Both scores are "higher is worse", so we pass direction="higher-is-worse".

harm_brier = test_adverse_shift(
    source=brier_train,
    target=brier_test,
    direction="higher-is-worse",
)

harm_logloss = test_adverse_shift(
    source=logloss_train,
    target=logloss_test,
    direction="higher-is-worse",
)

print(f"Brier score — statistic: {harm_brier.statistic:.4f},  p-value: {harm_brier.pvalue:.4f}")
print(f"Log-loss    — statistic: {harm_logloss.statistic:.4f},  p-value: {harm_logloss.pvalue:.4f}")

Output:

Brier score — statistic: 0.0846,  p-value: 0.2728
Log-loss    — statistic: 0.0846,  p-value: 0.2744

Reading the results

p-value What it means
Small (< 0.05) Evidence that the test set contains a disproportionate share of high-error predictions
Large (≥ 0.05) Not enough evidence to conclude the model performs worse on the test set

Here, p ≈ 0.27 for both scores. This is expected: both sets were drawn from the same population, so there is no reason to expect the model to perform systematically worse on the test set.
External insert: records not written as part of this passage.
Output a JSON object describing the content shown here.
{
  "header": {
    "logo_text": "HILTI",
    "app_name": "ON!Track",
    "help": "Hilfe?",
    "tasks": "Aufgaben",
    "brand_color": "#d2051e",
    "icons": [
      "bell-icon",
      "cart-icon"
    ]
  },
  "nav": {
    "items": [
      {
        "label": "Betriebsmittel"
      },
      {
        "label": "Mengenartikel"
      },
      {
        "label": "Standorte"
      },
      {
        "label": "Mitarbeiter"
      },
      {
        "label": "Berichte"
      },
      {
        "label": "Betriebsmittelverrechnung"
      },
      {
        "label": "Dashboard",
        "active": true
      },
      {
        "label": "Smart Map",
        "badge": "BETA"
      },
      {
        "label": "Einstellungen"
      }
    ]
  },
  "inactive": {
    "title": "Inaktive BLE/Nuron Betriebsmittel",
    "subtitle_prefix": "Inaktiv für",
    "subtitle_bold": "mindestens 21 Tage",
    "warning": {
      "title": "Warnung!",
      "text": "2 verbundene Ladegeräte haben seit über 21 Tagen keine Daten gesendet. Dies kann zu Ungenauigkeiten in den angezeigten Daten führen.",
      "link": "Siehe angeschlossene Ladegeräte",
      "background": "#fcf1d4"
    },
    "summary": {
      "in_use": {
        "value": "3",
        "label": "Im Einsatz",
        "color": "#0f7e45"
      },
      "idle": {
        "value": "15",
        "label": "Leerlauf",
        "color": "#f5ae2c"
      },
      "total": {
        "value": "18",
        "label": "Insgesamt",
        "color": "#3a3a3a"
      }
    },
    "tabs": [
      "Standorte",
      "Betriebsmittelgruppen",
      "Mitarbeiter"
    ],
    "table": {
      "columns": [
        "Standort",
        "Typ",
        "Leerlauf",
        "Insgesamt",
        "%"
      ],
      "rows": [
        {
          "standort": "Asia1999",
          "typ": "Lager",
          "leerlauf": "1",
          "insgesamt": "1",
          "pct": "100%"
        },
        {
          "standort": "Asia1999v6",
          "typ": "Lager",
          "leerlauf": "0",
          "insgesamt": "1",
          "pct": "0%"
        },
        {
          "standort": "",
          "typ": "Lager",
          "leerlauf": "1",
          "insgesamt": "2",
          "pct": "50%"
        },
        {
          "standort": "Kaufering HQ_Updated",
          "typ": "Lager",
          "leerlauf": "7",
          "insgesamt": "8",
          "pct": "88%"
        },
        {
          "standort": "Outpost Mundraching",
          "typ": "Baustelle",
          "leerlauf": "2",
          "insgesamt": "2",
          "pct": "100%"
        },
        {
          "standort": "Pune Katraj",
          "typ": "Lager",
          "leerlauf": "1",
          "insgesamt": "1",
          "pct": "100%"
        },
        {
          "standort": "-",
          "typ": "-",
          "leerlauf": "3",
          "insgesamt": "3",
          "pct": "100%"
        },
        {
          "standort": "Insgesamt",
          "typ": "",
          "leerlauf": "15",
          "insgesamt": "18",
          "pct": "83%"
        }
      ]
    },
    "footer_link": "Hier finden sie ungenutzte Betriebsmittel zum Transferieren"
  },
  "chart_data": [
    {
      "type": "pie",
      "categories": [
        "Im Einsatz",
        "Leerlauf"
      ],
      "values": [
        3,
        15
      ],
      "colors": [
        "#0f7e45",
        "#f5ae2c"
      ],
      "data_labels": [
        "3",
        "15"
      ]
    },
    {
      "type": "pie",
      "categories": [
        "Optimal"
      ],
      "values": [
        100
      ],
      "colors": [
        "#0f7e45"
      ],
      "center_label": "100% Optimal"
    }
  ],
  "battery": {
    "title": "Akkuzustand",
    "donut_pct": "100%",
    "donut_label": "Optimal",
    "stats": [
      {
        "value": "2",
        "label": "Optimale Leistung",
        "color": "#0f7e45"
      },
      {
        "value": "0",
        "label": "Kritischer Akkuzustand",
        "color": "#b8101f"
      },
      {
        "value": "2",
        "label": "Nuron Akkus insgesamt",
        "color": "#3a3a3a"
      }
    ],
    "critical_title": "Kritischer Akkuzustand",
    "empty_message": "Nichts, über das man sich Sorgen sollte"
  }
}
Contrast this with the credit risk how-to, where a deliberate population split produces a highly significant result (p = 0.0001). In that guide, the test set contains structurally different, higher-risk customers. Here, stratified random splitting ensures the two sets are comparable, and the test correctly finds no evidence of adverse shift.
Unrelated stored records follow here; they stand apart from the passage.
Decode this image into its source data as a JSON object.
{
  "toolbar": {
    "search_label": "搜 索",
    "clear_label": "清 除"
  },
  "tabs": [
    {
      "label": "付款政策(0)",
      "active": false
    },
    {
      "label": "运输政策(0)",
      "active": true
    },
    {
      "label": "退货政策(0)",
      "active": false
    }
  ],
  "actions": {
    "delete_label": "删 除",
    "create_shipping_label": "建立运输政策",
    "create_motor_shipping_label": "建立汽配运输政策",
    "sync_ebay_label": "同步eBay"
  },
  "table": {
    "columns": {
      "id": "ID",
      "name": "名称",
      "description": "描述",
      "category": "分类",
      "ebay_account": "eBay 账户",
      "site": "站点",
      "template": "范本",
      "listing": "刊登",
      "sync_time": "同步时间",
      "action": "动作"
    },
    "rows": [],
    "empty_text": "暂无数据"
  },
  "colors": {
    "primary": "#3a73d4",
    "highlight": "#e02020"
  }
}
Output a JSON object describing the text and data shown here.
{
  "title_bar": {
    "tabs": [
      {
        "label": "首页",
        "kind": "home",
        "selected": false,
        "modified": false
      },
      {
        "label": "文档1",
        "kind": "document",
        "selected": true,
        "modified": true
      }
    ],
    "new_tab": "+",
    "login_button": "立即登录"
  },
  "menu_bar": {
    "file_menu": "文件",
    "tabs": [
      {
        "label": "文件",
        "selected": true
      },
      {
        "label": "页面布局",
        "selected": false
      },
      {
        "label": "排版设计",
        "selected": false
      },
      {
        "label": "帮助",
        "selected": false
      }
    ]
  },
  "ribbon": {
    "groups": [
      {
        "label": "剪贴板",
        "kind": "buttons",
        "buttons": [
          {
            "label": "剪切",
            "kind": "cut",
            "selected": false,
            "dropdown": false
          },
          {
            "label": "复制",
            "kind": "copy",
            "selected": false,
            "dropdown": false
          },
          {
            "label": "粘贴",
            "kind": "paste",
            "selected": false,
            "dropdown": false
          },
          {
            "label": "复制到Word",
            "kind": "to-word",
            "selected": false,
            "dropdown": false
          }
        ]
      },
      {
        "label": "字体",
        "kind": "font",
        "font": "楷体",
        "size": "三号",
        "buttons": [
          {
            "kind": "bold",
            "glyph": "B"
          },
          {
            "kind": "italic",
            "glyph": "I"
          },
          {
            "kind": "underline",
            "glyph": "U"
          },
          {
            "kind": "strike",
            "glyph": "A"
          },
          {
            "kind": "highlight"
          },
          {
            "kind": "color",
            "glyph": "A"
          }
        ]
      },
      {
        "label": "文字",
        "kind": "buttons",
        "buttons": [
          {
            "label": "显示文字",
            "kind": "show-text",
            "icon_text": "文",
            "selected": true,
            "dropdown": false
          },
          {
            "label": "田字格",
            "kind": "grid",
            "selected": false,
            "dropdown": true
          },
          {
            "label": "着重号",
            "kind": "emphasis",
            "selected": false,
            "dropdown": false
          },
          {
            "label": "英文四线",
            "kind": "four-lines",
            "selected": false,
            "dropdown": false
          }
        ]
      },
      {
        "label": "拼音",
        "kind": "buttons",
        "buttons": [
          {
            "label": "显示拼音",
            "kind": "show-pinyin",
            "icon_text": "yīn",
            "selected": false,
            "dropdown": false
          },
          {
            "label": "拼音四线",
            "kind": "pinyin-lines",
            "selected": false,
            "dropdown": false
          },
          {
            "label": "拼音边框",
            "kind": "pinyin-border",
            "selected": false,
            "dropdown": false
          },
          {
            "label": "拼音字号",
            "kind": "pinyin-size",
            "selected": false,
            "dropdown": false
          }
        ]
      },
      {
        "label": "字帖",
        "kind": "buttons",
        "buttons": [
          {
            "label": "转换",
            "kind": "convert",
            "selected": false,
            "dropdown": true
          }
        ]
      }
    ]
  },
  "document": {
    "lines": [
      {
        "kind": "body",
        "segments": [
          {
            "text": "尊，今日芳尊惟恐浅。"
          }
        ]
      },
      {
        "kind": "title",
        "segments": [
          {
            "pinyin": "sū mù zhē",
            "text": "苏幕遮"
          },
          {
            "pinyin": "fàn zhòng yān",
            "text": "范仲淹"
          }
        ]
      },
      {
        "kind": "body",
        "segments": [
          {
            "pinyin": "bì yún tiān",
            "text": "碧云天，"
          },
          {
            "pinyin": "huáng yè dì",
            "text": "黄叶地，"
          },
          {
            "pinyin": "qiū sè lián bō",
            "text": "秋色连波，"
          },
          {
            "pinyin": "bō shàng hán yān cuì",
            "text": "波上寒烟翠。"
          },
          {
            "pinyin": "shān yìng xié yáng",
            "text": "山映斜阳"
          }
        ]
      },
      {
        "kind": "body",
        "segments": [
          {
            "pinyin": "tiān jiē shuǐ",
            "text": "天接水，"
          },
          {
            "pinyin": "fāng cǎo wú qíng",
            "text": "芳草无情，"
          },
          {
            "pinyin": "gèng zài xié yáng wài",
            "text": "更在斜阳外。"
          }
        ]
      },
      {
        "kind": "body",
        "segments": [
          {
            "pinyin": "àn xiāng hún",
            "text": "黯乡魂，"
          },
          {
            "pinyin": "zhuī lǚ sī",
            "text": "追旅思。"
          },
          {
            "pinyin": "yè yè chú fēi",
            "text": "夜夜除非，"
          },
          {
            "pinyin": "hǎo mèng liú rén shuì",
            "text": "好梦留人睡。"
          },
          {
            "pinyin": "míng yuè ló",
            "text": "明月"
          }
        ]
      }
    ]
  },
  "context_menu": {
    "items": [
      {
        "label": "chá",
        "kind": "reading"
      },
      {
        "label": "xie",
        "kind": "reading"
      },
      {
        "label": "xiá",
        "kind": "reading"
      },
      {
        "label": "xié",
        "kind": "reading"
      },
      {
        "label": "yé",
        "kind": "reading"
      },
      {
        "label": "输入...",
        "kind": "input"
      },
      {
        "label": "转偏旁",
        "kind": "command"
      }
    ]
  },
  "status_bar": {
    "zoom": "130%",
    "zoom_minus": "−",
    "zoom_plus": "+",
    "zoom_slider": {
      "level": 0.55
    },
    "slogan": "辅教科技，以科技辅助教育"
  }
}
Why both scores give the same test statistic

test_adverse_shift uses a rank-based statistic: it compares how the two samples rank together, not their raw values. For a given label \(y\), both Brier score and log-loss are monotone functions of the predicted probability \(\hat{p}\), so their rankings across rows are identical. The test statistic is therefore the same.
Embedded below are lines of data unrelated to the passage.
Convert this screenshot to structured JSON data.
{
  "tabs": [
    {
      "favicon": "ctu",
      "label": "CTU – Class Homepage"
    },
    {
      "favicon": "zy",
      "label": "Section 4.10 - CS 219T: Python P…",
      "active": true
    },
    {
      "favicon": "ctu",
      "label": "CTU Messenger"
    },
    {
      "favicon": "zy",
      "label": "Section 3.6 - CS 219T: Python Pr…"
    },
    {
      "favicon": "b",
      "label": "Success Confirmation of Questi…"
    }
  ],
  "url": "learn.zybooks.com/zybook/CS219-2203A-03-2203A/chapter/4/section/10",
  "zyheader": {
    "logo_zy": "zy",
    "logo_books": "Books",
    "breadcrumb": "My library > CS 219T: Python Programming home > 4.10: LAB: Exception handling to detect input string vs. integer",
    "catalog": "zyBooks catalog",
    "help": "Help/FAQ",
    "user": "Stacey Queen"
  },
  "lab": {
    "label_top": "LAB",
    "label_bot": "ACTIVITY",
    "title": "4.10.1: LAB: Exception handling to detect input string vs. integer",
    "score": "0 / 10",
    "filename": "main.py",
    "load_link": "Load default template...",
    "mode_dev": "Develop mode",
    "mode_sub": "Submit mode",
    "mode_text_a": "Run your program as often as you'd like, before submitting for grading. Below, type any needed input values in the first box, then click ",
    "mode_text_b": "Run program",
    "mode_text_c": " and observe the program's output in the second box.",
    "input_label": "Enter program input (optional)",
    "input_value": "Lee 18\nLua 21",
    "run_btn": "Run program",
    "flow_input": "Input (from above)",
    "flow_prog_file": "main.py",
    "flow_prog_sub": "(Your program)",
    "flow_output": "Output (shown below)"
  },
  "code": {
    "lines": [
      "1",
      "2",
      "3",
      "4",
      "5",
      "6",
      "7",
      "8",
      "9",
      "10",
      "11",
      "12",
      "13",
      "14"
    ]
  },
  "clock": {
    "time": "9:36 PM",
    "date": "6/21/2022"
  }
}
The choice between the two scores is a matter of interpretation:

  • Brier score is bounded between 0 and 1 and penalises all errors quadratically.
  • Log-loss is unbounded and penalises overconfident wrong predictions more heavily.

From a testing standpoint, either score is sufficient for binary labels. Report both if you want to communicate the result to audiences familiar with different conventions.

When to use each monitoring signal

Signal Labels required? Best used when
Predicted default probability No Labels are unavailable; the model output has direct business meaning
Brier score / log-loss Yes A labelled test set is available; you want a direct measure of prediction accuracy
LogitGap (confidence score) No The model output is not a meaningful risk score; you want to monitor prediction confidence

For production monitoring before labels arrive, use predicted probability or a confidence score. When labels become available, Brier score or log-loss provides a direct measurement and can confirm or revise the earlier assessment.

Summary

  • Per-sample prediction errors require ground-truth labels but directly measure how wrong the model was on each row.
  • Use OOB predictions for the training set to avoid evaluating the model on data it was trained on, which would produce artificially low error scores.
  • For this stratified random split, neither score shows significant adverse shift (p ≈ 0.27) — the expected result when both sets are drawn from the same population.
  • For an example where adverse shift is detected, see Monitor a credit risk model.
  • For label-free monitoring, see Monitor a credit risk model (predicted probability) or Monitor model confidence (confidence scores).